Gesellschaftlicher Wandel
Die Sozialstruktur in allen europäischen Ländern hat sich gewandelt. Die Informations- und Dienstleistungsgesellschaft wird den Trend weiter verstärken. Damit hat sich auch die Basis für die Mitgliedschaft und das Führungspersonal sozialdemokratischer Parteien, wie ihre Wählerschaft, verändert.
Die relativ stabilen gesellschaftlichen Milieus der Industriegesellschaft sind durch unübersichtliche Lebensverhältnisse und Szenen ersetzt worden, deren soziale Lage und Lebensstile einem dauernden Wandel unterworfen sind. Die geringe soziale und räumliche Mobilität ist abgelöst worden von individualisierten Lebenswegen und neuen, mobileren Arbeits- und Qualifikationsformen.

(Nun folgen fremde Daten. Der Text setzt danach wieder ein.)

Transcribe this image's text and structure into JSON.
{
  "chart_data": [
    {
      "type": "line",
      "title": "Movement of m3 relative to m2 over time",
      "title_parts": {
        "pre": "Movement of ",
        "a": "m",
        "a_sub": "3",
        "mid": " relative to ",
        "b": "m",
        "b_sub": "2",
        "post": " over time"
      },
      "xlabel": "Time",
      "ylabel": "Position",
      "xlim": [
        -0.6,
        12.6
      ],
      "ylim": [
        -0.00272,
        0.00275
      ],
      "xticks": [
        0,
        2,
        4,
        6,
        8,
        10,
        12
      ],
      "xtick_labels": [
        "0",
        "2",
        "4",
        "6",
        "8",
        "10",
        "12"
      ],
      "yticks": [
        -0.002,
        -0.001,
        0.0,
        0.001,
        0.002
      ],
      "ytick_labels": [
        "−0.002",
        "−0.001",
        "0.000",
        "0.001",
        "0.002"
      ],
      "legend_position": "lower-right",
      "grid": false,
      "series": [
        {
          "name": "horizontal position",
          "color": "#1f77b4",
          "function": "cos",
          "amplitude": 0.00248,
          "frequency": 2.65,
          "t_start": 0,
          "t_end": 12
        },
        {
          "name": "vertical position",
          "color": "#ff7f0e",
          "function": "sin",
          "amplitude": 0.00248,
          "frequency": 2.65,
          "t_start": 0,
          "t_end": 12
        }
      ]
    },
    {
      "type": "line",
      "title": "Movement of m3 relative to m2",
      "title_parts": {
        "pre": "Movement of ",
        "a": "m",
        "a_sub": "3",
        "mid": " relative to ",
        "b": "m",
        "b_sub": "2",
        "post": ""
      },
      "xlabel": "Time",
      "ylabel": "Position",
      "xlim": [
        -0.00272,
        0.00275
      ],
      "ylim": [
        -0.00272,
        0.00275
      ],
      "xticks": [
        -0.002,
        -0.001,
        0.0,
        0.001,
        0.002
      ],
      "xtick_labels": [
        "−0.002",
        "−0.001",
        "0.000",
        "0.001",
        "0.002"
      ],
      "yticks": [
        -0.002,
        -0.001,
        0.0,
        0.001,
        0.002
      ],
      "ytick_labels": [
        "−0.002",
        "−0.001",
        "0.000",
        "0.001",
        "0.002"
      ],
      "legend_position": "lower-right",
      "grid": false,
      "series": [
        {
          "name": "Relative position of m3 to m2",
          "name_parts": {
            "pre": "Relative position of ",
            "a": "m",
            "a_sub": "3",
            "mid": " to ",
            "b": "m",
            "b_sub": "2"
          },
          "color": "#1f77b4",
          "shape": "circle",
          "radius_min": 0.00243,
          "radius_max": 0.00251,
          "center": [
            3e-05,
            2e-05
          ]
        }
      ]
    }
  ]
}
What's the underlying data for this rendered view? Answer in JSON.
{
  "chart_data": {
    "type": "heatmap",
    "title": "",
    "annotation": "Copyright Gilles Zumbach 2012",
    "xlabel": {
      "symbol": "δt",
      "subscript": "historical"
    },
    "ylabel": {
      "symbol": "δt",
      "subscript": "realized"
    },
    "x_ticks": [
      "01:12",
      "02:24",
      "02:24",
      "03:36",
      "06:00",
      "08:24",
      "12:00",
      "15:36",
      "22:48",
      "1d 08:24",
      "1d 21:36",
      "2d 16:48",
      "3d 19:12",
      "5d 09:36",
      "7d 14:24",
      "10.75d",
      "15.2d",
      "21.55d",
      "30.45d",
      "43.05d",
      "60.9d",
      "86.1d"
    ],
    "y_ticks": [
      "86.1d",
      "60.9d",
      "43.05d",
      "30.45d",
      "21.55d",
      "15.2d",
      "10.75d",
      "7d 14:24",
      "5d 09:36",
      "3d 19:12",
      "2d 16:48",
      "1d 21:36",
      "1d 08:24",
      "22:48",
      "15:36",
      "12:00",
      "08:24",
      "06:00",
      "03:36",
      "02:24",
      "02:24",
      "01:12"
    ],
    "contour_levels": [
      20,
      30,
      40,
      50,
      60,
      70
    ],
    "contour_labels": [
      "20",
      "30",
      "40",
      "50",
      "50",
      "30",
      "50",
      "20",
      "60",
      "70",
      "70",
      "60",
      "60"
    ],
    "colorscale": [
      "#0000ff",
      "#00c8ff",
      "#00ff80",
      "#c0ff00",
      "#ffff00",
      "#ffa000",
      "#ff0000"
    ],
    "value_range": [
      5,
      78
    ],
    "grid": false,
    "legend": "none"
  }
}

Mit der Ausdifferenzierung der großen sozialmoralischen Milieus haben Bindungskraft und Orientierungsfunktion der Parteien nachgelassen. Heute muß für Unterstützung sozialdemokratischer Politik in einer Vielzahl von Milieus geworben werden. Die Individualisierung der Lebensläufe, die Unübersichtlichkeit der individuellen Erfahrungen und die Geschwindigkeit des Wandels der Lebensstile und der Qualifikationsnachfrage erfordert von politischen Großorganisationen, Menschen in anderer Form anzusprechen.
Anders als die Industriearbeiterschaft teilen viele Menschen nur noch wenige Erfahrungen miteinander. Neue Interessengegensätze haben sich entwickelt, die quer durch alle gesellschaftlichen Lager verlaufen: Junge und Alte, Familien und Alleinstehende, Einheimische und Zuwanderer, um nur einige zu nennen. Solidarität über diese Gegensätze hinweg zu stiften, bedarf verstärkter Anstrengungen und neuer Wege. Hier zeichnet sich eine neue Aufgabe ab: Partei des gesellschaftlichen Zusammenhalts zu sein.
Veränderungen der Kommunikationsstrukturen
Wähler müssen heute immer aufs Neue gewonnen werden; sie sind nicht länger ein verläßlich abrufbarer Stamm von Unterstützern. Es sind die Beweglichen, die Wechselwähler, die Wahlen entscheiden. Gerade unter ihnen aber werden politische Urteile auf einem hohen Informationsniveau gefällt. Sie sind es auch, die Parteien mit wachsender Distanz gegenüberstehen.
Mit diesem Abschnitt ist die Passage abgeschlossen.